突如其来的声响令正端着碗喝汤的裴护微微蹙眉,怀疑的打量着对方,而这份怀疑却化成眼里藏着的闪闪星光:“我的隐私对你来说,有这么...好吗?”

“我也没结婚!”许稚指指自己笑得像个傻子,满心的希望对方从自己眼神就可以了解自己的全部来回应自己,那份就连自己也说不出口的情愫:“我们做朋友好不好?”

“瞧你说的什么虎狼之词!”裴护瞪大眼睛:“谁会和同事当朋友?!”

“我可以的!”看到裴护吃完饭起身就要离开,许稚抓紧时间扫码付款,跟在裴护身后继续自信推销自己:“我这个人今年29岁,爱好就是治病救人,工作就是治病救人,最长在医院可以呆一个月,无不良嗜好!你和我做朋友,你的命可以很放心的交给我。
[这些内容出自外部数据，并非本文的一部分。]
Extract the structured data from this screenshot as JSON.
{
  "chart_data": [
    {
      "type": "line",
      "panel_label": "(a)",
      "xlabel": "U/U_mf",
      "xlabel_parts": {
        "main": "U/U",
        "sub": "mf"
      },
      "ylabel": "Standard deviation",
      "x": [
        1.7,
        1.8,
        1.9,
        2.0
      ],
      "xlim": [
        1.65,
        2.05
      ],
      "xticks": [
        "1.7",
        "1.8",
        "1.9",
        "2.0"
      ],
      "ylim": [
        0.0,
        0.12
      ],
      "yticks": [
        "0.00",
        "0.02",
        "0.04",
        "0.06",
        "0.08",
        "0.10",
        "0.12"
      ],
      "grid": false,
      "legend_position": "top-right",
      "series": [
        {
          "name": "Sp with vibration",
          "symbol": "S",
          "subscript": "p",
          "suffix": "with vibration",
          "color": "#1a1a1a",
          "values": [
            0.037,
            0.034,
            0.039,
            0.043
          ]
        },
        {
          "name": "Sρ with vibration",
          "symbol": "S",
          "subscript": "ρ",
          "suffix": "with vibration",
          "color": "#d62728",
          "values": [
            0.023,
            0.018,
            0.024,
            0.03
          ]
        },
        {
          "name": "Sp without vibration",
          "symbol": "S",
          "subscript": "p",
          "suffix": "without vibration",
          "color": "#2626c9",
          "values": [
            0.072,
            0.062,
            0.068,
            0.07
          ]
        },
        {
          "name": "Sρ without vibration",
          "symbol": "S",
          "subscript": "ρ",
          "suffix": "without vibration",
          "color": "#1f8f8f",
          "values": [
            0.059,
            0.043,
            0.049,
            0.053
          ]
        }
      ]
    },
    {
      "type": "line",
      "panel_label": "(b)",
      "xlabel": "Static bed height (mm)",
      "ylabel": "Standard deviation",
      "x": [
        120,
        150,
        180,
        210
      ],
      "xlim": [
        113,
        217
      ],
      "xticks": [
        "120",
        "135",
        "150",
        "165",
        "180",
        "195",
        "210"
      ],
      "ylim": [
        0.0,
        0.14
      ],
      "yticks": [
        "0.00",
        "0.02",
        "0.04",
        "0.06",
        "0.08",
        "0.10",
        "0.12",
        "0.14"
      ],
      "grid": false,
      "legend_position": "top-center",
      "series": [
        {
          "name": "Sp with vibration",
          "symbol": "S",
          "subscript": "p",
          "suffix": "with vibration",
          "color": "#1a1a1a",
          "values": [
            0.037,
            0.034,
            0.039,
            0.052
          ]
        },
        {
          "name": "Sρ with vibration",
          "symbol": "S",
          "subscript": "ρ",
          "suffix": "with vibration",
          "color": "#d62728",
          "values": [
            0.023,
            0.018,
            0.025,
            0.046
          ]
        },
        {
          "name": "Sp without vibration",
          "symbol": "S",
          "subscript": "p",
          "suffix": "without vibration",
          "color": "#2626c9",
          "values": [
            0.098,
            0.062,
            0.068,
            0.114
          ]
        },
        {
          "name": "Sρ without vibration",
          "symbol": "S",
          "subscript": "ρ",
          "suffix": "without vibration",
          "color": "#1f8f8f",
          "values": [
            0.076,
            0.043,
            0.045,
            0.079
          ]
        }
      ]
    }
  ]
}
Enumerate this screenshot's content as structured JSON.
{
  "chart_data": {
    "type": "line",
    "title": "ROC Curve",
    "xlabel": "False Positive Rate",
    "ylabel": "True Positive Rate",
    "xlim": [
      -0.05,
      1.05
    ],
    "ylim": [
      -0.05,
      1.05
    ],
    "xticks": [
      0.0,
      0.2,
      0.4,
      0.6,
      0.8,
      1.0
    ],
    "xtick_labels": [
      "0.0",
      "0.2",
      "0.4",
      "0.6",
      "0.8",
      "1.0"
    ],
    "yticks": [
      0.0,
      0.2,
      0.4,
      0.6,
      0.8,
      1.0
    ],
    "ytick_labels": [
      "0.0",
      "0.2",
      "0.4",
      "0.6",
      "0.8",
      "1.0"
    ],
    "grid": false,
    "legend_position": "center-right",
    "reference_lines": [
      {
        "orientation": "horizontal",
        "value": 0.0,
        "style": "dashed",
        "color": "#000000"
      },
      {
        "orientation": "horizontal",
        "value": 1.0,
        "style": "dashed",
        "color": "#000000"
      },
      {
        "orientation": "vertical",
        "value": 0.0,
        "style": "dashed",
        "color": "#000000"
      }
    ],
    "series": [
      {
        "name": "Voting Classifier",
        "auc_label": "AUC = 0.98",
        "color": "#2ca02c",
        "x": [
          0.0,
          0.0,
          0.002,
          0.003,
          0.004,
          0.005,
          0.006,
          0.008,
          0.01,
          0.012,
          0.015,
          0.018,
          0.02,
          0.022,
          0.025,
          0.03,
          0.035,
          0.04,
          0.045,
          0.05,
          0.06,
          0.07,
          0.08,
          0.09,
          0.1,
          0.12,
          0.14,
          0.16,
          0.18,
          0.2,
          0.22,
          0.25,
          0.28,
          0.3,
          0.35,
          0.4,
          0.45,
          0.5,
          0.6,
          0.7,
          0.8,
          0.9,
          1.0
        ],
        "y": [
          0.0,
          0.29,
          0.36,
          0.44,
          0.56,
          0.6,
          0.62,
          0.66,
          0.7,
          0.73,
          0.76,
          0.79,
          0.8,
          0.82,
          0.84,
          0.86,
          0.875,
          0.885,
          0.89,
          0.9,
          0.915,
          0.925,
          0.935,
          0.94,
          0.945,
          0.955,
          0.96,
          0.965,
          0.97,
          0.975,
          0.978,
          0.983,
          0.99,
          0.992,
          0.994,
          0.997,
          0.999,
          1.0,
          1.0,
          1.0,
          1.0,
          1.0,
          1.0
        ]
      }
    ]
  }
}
”

已经走到地铁站口的裴护转过身朝紧随其后的许稚怀中倾了倾——

突如其来的靠近,令许稚本能的向后仰了些。

电光火石之间,彼此鼻尖只差一丢丢就会碰到。

裴护故意玩味的垂下眼眸望着许稚,温热的呼吸落在许稚嘴唇,甚至还能闻到刚刚吃过蟹籽云吞的鲜咸,莫名有种致命游戏的邀请气息。

许稚跟着对方的呼吸喉结滚动,也想尝尝一口一个的蟹籽云吞到底是什么样的味道。

夏风穿过路边梧桐树叶,引发蝉声燥热嘶鸣。

时间被拉的很长。

“我们才认识几天,你就要我的命?”

裴护说着,朝许稚走近一步。

话本上没这么写过啊。

许稚整个脑袋宛如草莓红,仓皇的向后退了一步,半天所有的力气都用来控制自己不要品尝对方的嘴唇。

看到许稚的反映,裴护这才收回前倾的身体,站直在原地挑眉不再逗他:“小屁孩。”

说完,裴护转身下楼。

随着下楼梯时腿部神经牵引心脏负担,逐渐将刚刚,隐藏在心里的笑意和紧张,也随着呼吸悄悄发泄。